# Seq2seq NMT with RNN



[Neural Machine Translation by Jointly Learning to Align and Translate](https://arxiv.org/abs/1409.0473)

**NOTE:**

-  use clean bpe data
-  use a piece of triaing data during coding or low in credits

You have to implement:

- Encoder
- Attention (Bahdanau)
- Decoder

Goal:

- Loss in training, validation and test





In [None]:
import torch
import torch.nn as nn
import torch.optim as optim
import torch.nn.functional as F
import numpy as np
from tqdm import tqdm
import random
import time

In [None]:
#if you dont have bpe data use sacremoses tokenizer
#!pip install sacremoses

In [None]:
SEED = 42

random.seed(SEED)
np.random.seed(SEED)
torch.manual_seed(SEED)
torch.cuda.manual_seed(SEED)
torch.backends.cudnn.deterministic = True

In [None]:
from google.colab import drive
drive.mount('/content/drive')

Mounted at /content/drive


In [None]:
import torchtext
import torch
from torchtext.data.utils import get_tokenizer
from collections import Counter
from torchtext.vocab import vocab
from torchtext.utils import download_from_url, extract_archive
import io

#ran out of RAM on my other google account :/
#poliaeva.polina@gmail.com and upb203040@gmail.com are both me
#more accounts may be coming in the future with how quickly RAM gets used up :'D
path = ""
#0=en 1=de
# soure and target data
#NOTE: USE clean bpe data!
train_filepaths = [path+'train.en-de.bpe.en', path+'train.en-de.bpe.de']
val_filepaths = [path+'dev.en-de.bpe.en', path+'dev.en-de.bpe.de']
test_filepaths = [path+'test.en-de.bpe.en', path+'test.en-de.bpe.de']

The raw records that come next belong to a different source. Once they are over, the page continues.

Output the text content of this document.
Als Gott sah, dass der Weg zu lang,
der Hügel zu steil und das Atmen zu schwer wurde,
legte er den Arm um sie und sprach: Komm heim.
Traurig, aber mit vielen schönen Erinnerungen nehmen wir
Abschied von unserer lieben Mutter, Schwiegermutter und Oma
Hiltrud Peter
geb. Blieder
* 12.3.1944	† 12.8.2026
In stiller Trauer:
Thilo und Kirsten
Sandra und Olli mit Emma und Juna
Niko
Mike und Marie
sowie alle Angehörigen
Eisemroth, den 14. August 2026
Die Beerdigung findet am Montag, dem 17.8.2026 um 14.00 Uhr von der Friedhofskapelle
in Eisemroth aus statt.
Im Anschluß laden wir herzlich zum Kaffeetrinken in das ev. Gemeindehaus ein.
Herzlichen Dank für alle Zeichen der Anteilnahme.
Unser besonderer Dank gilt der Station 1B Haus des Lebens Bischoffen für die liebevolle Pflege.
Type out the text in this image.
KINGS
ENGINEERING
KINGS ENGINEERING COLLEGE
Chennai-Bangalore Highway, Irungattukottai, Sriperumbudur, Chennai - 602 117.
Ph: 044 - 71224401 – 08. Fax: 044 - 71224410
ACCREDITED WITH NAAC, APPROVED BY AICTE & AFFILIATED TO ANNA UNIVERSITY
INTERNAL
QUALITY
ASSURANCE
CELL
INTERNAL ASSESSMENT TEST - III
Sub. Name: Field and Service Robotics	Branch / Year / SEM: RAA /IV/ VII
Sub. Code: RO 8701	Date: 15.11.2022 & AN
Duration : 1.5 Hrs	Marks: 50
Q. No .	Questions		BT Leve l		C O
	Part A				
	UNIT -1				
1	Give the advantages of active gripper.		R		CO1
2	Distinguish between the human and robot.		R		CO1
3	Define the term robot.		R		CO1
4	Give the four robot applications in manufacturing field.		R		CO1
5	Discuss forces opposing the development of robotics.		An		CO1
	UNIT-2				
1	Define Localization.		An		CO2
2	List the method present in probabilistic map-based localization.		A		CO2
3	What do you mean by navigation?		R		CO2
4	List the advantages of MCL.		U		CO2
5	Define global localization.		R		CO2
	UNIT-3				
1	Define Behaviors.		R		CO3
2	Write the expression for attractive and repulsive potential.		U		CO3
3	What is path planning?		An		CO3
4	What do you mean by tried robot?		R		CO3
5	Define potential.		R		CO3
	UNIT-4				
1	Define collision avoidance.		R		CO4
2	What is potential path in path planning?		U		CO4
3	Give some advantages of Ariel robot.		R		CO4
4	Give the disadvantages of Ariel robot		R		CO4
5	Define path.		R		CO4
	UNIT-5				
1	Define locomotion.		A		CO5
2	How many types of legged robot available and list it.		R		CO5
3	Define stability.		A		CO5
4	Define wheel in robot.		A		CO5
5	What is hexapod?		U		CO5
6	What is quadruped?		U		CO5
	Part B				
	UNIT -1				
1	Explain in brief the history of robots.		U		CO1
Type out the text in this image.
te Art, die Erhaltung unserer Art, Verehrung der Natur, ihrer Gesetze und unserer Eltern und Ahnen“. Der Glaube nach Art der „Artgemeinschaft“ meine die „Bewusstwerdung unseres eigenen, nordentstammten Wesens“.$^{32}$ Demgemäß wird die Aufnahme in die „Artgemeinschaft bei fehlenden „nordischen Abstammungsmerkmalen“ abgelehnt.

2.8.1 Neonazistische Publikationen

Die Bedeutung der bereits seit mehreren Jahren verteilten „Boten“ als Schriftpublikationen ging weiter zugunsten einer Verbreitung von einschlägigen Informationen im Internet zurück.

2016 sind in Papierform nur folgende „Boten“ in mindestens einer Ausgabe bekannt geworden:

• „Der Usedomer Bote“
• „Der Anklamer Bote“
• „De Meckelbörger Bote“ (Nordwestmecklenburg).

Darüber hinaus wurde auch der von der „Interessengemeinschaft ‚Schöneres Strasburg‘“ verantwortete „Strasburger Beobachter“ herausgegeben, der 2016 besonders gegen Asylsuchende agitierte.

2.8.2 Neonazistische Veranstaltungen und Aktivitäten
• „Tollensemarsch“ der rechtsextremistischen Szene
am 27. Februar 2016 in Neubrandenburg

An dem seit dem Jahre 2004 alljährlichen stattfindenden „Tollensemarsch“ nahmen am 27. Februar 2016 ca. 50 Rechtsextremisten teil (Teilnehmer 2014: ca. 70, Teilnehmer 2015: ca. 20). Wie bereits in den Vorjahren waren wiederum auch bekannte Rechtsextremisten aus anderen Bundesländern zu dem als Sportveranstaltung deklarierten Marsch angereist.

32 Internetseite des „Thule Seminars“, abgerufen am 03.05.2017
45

#de_tokenizer = get_tokenizer('moses', language='de')
#en_tokenizer = get_tokenizer('moses', language='en')


def build_vocab(filepath, tokenizer=None):
  counter = Counter()
  with io.open(filepath, encoding="utf8") as f:
    for string_ in f:
      #counter.update(tokenizer(string_))
      counter.update(string_.split())
  return vocab(counter, specials=['<unk>', '<pad>', '<bos>', '<eos>'])

#Vocab
en_vocab = build_vocab(train_filepaths[0])
de_vocab = build_vocab(train_filepaths[1])

en_vocab.set_default_index(en_vocab['<unk>'])
de_vocab.set_default_index(de_vocab['<unk>'])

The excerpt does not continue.